It’s the scriptwriter’s fault

It happened on Sunday at the Golden Globes gala. During the opening monologue of the ceremony, full of failed jokes, its host, the comedian Jo Koy, went out of his way to note that some had been written by him and others by ‘other people’

Jo Koy, host of the 81st Golden Globe Awards, at the ceremony.ALLISON DINNER (EFE)

A new nightmare has come to haunt me: during a gala whose script I co-wrote, a monologue, which in my head and in rehearsals sounded acceptable, is revealed to be nonsense when delivered live. But this is not the dramatic part: this fear is part of the job. The real horror occurs when whoever is delivering the lines blames his writers.

It happened on Sunday at the Golden Globes.
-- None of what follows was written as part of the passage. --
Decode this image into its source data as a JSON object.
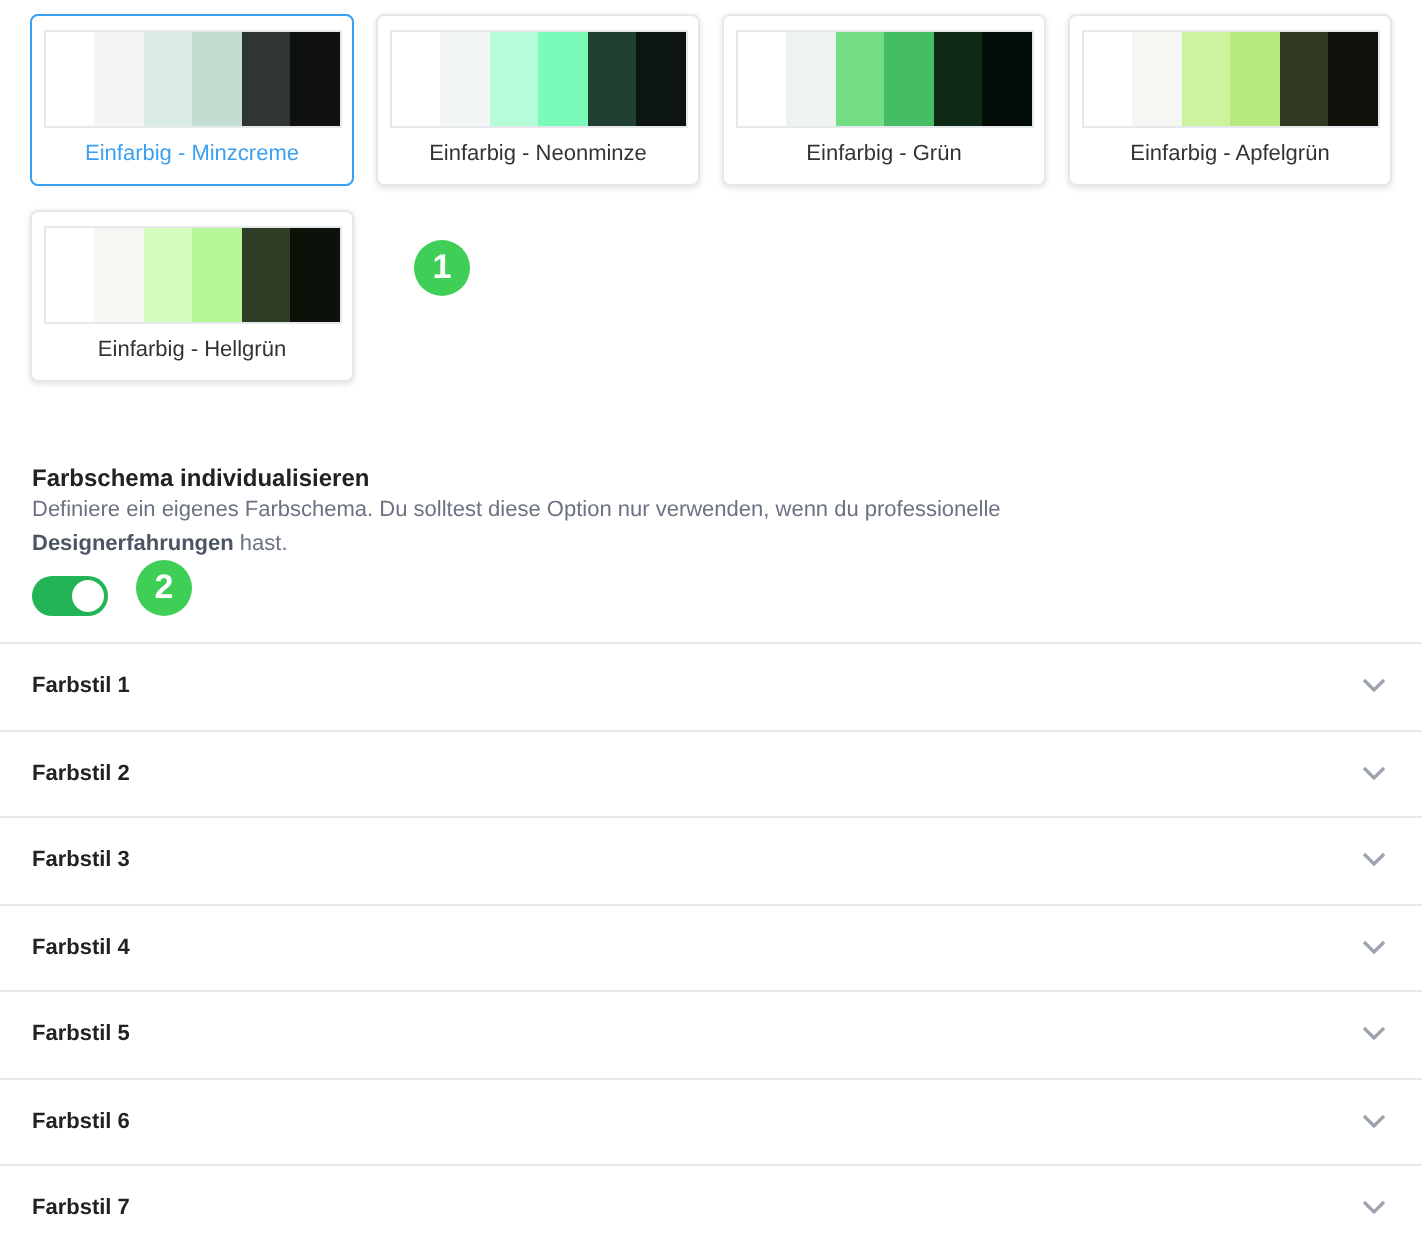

During the opening monologue of the gala, full of jokes that fell flat, host Jo Koy noted that “Some I wrote, some other people wrote.” Later, in the absence of support from members of the audience, he specified that his own jokes were the ones that were funny. And none of this was a joke.

In the same way that we are often denied praise, the proverbial invisibility of the screenwriter sometimes shields us from criticism derived from our work. Most of us screenwriters fail, and we have to accept that the public will see it that way, because we write for them. Almost no one enjoys the genius status they aspire to, and woe betide those who believe they do. But a performer will never pause during a monologue that is causing peals of laughter to thank his or her writers.

The work of television, cinema and theater is collaborative, which makes success complicated — it depends on many people and how they work together — and facilitates its failure: it only takes one card to fall for the castle to crumble. It also allows us all to benefit from the talents of others. Knowing that you are part of that castle consists of publicly celebrating the successes of your colleagues and, at the very least, reserving the distribution of responsibilities to the private sphere.